I discovered Christobel Kent about a year ago when I listened to an audiobook of her novel The Loving Husband. I loved it. So I was excited to get a review copy of this one, just published this month. Would it be as good?
The Day She Disappeared: the She in the title refers to Beth, warm-hearted, beautiful, promiscuous. She's been working in a pub in a small seaside town somewhere in England, but one day she just doesn't turn up for work. Nobody takes this too seriously - she's got a reputation as a free spirit, and everyone assumes she's just taken off somewhere with a bloke. Everyone, that is, apart from her friend and fellow barmaid Natalie, who is missing her terribly. Nat has actually had a couple of texts supposedly from Beth saying she was off to spend a bit of time with her mother, but she's got a bad feeling about it and it's made considerably worse when she calls Beth's mother to learn she hasn't spoken to her daughter for years. Nat is fragile, recovering from a regretted abortion and a break-up with needy, unstable Jim, and Beth was a source of tremendous support. But when she contacts the police, she can't get them to take an interest. They are, in any case, concentrating on the recent murder of a young man whose body turned up in the river. Even the fact that he knew Beth doesn't cut any ice with them.

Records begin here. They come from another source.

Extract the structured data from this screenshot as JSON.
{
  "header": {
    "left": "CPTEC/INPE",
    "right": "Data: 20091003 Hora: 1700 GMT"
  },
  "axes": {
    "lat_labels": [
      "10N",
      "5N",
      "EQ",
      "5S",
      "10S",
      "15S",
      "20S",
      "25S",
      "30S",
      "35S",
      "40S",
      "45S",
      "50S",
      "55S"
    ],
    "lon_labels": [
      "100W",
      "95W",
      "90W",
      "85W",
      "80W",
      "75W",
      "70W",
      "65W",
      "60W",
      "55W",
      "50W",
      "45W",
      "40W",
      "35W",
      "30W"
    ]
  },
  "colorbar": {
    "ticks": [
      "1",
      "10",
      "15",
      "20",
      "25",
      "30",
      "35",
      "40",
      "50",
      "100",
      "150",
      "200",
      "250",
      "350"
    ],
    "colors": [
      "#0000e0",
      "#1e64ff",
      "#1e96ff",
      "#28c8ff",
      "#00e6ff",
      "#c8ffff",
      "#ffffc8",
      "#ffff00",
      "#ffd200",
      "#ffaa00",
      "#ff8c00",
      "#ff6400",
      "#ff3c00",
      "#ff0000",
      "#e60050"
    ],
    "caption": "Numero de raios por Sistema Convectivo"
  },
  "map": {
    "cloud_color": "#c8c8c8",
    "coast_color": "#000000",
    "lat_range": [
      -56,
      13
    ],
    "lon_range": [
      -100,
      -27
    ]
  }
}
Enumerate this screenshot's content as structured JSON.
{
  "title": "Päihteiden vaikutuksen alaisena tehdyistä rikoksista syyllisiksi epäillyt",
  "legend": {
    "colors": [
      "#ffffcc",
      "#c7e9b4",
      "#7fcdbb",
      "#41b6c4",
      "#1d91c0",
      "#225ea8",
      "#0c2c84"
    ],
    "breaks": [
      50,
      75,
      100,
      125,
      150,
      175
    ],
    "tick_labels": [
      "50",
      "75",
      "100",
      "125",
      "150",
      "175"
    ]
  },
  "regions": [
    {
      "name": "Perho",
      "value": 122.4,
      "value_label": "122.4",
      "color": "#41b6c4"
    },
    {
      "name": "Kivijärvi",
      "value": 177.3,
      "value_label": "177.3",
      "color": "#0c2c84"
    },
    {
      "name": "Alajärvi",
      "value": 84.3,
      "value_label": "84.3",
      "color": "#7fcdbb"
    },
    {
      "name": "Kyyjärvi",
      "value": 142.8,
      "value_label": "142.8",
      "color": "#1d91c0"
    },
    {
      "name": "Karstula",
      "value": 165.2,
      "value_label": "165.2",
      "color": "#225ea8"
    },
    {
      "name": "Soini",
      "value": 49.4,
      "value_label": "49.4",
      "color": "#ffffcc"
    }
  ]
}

We know, pretty much for certain, that something bad has happened to Beth. This is because from the very beginning we have access to the thought processes of a very unpleasant character who is clearly responsible. This, we deduce, is the man who has been spotted by 93-year-old Victor, who was sitting outside his caravan one day and saw a man coming up from the river with blood on his sleeve. Victor wants to tell the police, but he has some kind of mild stroke and ends up in hospital, his speech and memory temporarily disabled.
So structurally the novel swings between three point of view - Natalie's, as we watch her in her solitary search for what has happened to her best friend - Victor's, as he struggles to regain his memory and communicate his disquiet - and the unnamed perpetrator, who is watching Natalie from a distance and has her lined up as his next victim. All three strands are incredibly tense and nail-biting, and the narrative is constructed in such a way that you literally cannot begin to guess which of the several men who Nat has contact with is the actual villain. I certainly had no idea and I'm sure you wouldn't either.
In addition to all this there's an almost equally tense sub-plot concerning Victor's beloved only daughter Sophie. She's moved to London and married a man with whom at first she was very much in love. But, as Victor has worked out for himself, Richard is an abuser who keeps Sophie on a tight rein and more or less prevents her from visiting her much loved father. He is violent towards her if she doesn't toe the line, and also seems to physically abuse their little son Rufus. She manages to get away when her father is hospitalised, but Richard is threatening to come down and remove the child. This is all really well done, and Victor a wonderfully drawn character - I can't recall another novel in which someone in their nineties has been shown to be so bright, alert and full of energy, though he's totally aware that some of his faculties are getting a bit eroded and that he doesn't have all that long to live.
So - if you're in the market for an intelligent, lucid, thought-provoking psychological thriller, look no further. Is it as good as The Loving Husband? I can't answer that. But in any case I really enjoyed it.